Vanishing Act
Daily Mirror Editorial
Apr 16, 2012

Throughout history, those who disappeared never emerged alive. They were abducted in white vans, burnt to death on tyre-pyres or simply erased from memory and day-to-day life. Thus was the common fate of those who went missing and no amount of tears or placard holding by bereaved family members helped get them back.

In such a scenario, the vanishing act of Dimuthu Attygala and Premkumar Gunaratnam was not the first episode of a mega series nor will it be the last. Perhaps, theirs would be stories with comparatively happy endings given that their predecessors could never emerge alive, let alone lashing out at those who supposedly committed the crime.

Some say the government has become the readymade culprit, conveniently accused of these disappearances. If the government was behind the two incidents, the obvious reason would be that it could not tolerate the political ideologies endorsed by the two activists, which did not go hand-in-hand with that of the regime. Whether they were functioning under an LTTE proxy, the core of which is a separatist state is a point yet to be investigated. Suspicion and allegations alone cannot be evidence. Yet, if such connections are uncovered, the country's legislation is sufficient to deal with the wrong doings and the people who commit such crimes. In meting out justice according to the country's law, punitive action should always come after an investigation and a hearing, and definitely not the other way around. Hence, if Mr. Gunaratnam has been aided by the PRO-LTTE Diaspora or he had blatantly violated the immigration laws, bringing him to book should not have to be a drama acted in the dark. Whether he was guilty or innocent couldn't be relative or open to multiple interpretations.

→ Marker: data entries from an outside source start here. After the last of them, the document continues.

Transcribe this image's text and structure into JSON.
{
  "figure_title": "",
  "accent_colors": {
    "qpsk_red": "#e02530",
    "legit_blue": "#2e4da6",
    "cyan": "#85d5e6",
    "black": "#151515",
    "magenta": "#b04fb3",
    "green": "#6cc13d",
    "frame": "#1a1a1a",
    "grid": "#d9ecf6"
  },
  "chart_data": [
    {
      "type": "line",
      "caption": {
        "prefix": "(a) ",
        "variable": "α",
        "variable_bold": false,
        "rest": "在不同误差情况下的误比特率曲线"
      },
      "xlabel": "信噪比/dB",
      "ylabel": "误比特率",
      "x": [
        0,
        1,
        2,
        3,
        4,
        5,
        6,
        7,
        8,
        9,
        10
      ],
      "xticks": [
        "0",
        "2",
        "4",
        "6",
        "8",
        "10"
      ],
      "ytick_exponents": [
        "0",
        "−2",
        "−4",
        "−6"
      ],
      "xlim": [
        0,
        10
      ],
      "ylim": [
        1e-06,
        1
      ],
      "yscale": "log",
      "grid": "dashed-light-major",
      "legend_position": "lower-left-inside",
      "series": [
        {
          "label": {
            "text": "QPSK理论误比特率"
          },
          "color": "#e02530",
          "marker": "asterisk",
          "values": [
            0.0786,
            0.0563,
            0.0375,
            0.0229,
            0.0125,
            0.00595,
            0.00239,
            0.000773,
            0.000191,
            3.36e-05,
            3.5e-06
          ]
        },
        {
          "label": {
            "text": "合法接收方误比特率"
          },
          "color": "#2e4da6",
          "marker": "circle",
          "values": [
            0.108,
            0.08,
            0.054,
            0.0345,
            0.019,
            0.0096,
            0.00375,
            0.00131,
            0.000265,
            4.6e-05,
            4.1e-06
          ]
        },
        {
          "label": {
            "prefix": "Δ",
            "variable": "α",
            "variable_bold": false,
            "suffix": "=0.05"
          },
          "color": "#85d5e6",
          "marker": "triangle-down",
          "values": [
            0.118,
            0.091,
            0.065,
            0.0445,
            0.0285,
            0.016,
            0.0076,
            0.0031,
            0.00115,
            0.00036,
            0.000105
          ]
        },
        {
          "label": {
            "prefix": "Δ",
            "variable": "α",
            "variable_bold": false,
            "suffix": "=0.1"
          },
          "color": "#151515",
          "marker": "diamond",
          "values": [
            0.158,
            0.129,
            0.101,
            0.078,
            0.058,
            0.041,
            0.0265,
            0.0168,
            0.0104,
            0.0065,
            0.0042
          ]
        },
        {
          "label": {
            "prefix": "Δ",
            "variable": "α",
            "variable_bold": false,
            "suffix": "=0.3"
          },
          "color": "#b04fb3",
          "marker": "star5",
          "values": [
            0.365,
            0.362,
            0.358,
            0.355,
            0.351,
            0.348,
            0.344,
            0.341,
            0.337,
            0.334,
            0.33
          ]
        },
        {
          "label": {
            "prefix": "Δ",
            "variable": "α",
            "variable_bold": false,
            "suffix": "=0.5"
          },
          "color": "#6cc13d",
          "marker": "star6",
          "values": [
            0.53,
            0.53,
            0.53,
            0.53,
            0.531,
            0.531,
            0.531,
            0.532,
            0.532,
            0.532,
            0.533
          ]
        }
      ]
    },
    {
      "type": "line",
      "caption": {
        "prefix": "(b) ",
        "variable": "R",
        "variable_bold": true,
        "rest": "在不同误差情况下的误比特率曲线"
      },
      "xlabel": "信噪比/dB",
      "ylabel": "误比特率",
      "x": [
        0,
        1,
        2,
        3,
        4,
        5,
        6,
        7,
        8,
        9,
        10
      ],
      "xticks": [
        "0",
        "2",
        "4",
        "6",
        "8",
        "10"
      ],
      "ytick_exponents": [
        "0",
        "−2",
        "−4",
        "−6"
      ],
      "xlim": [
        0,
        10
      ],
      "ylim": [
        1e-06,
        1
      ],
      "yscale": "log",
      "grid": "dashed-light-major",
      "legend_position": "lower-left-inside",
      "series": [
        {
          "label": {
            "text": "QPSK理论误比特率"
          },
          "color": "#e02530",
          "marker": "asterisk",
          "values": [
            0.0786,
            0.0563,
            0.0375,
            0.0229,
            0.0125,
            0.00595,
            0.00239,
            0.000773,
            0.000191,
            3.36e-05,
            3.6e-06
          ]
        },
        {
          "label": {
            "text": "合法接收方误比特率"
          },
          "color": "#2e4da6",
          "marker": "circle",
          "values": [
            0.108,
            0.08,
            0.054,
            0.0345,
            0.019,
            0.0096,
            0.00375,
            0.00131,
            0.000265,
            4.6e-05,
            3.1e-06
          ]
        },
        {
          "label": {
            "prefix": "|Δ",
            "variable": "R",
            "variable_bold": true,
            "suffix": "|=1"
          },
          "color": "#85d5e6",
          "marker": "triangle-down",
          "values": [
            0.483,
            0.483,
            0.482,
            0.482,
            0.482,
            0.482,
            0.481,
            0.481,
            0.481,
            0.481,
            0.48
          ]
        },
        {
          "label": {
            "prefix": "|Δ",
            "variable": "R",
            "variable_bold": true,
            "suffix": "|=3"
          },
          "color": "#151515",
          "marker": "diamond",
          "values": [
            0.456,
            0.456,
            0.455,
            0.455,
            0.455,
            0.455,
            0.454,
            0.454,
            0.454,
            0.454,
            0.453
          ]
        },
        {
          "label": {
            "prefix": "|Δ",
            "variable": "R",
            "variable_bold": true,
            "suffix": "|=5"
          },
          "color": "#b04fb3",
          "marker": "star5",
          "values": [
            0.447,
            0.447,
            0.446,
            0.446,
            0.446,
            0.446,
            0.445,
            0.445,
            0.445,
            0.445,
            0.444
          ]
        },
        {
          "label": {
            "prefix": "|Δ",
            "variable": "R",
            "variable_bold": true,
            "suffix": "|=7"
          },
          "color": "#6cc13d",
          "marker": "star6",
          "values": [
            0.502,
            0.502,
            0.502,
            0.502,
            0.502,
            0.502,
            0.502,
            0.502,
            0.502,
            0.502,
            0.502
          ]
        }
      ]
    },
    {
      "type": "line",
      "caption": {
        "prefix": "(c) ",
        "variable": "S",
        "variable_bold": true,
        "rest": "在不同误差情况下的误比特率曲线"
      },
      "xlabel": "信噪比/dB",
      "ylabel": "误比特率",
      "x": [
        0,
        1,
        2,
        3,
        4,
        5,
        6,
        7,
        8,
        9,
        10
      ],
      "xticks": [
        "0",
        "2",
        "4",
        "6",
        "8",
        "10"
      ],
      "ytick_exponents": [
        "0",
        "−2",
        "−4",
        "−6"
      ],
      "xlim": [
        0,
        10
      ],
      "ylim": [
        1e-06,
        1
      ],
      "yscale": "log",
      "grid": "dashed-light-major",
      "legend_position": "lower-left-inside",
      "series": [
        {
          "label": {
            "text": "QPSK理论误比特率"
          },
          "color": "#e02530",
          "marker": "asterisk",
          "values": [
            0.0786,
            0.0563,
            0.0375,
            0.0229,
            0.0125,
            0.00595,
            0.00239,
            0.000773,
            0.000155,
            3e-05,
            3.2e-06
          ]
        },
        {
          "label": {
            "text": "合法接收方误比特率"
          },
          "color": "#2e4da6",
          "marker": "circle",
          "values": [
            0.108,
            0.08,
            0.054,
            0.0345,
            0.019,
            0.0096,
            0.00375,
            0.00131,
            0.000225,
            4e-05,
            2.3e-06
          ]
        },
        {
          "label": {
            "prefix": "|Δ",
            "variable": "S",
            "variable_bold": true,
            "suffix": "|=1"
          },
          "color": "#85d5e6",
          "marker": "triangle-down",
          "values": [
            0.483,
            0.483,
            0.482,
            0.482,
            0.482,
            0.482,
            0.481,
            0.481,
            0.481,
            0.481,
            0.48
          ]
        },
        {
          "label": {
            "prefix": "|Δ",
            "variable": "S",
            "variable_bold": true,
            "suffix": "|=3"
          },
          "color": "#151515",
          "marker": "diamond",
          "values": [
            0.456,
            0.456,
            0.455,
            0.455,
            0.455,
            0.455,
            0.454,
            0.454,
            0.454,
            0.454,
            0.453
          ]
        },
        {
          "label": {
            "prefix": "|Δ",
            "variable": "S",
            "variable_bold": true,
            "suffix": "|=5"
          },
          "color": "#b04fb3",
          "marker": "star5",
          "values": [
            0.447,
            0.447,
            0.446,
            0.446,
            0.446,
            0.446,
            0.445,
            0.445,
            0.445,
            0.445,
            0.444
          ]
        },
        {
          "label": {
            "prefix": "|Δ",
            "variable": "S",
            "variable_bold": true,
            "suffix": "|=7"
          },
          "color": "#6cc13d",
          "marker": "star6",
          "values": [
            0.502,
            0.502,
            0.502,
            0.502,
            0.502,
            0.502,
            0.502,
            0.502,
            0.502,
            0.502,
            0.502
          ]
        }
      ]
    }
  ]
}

True enough, people applaud when drug peddlers, underworld gangsters and murderers disappear without a trace. Whoever who was behind them were never subjected to public wrath. Whether it was the work of the government, or a result of an internal conflict, matters little to them. For them, justice is welcome in any given form, whether it was natural or man-made may be of little concern. Hence, it is the same people who question when Human Rights activists or political leaders go missing. In the face of such questioning, the government is honour-bound to offer a rational explanation.

It is the responsibility of the government to ensure the safety of every citizen irrespective of their religion, ethnicity, and political ideology. After all, ending a war on a jubilant note does not mean, the government can afford to see its citizens being abducted or their bodies dumped in rivers and streams.

Democracy does not dictate such arbitrary action, nor does it provide protection to the perpetrators who hide behind the curtains of power. On the other hand, if any political party opts to act out loose-lined dramas as cheap publicity stunts - they do not deserve public attention, which they have been craving for. After all, people are not to be fooled nor are they to be kept in the perpetual darkness of fear.